Yes. A home equity loan is a second mortgage that sits behind your existing first mortgage, so any lender that offers them can make the loan. Your first mortgage stays exactly where it is. Plenty of homeowners keep their first mortgage at one institution and take the second lien from another because the numbers were simply better there.
Does Lendtrain offer home equity loans?
No. Lendtrain is a refinance broker, so we do not issue home equity loans or HELOCs, and we earn nothing when a homeowner chooses one. Our role is pricing the refinance side clearly so you can compare a cash-out refinance against second-lien offers from banks, credit unions, and online lenders.
How long does it take to get a home equity loan?
Most home equity loans take a few weeks from application to funding, though timelines vary by lender.
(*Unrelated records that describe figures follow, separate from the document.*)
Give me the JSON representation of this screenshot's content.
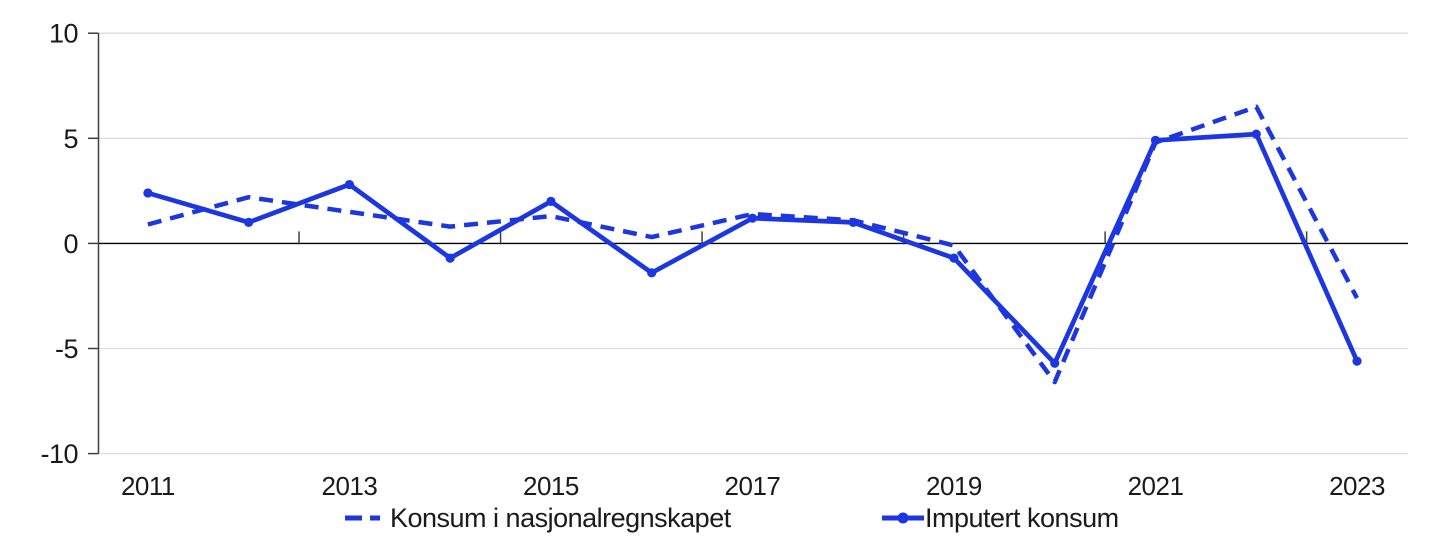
{
  "chart_style": {
    "series_color": "#1c36e0",
    "grid_color": "#dcdcdc",
    "zero_line_color": "#000000",
    "axis_color": "#404040",
    "text_color": "#1a1a1a",
    "background": "#ffffff"
  },
  "chart_data": {
    "type": "line",
    "x": [
      2011,
      2012,
      2013,
      2014,
      2015,
      2016,
      2017,
      2018,
      2019,
      2020,
      2021,
      2022,
      2023
    ],
    "series": [
      {
        "name": "Konsum i nasjonalregnskapet",
        "style": "dashed",
        "values": [
          0.9,
          2.2,
          1.5,
          0.8,
          1.3,
          0.3,
          1.4,
          1.1,
          -0.1,
          -6.6,
          4.8,
          6.5,
          -2.6
        ]
      },
      {
        "name": "Imputert konsum",
        "style": "solid-markers",
        "values": [
          2.4,
          1.0,
          2.8,
          -0.7,
          2.0,
          -1.4,
          1.2,
          1.0,
          -0.7,
          -5.7,
          4.9,
          5.2,
          -5.6
        ]
      }
    ],
    "x_axis": {
      "labels": [
        "2011",
        "2013",
        "2015",
        "2017",
        "2019",
        "2021",
        "2023"
      ],
      "label_positions": [
        0,
        2,
        4,
        6,
        8,
        10,
        12
      ]
    },
    "y_axis": {
      "ticks": [
        10,
        5,
        0,
        -5,
        -10
      ],
      "ylim": [
        -10,
        10
      ]
    },
    "grid": "horizontal",
    "legend_position": "bottom-center",
    "title": "",
    "xlabel": "",
    "ylabel": ""
  }
}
The appraisal and underwriting stages drive most of the wait. On a primary residence, federal law also gives you three business days after closing to cancel, so the money typically arrives once that window has passed.
Can I get a home equity loan online?
Yes. Online lenders take the entire application digitally, and most banks and credit unions now accept online applications for second liens as well. Some steps may still happen in person, such as the appraisal or the closing signing, depending on the lender and your state. The application itself rarely requires a branch visit anymore.
Rate quotes are estimates based on verified borrower, property, and market details. Actual terms may differ.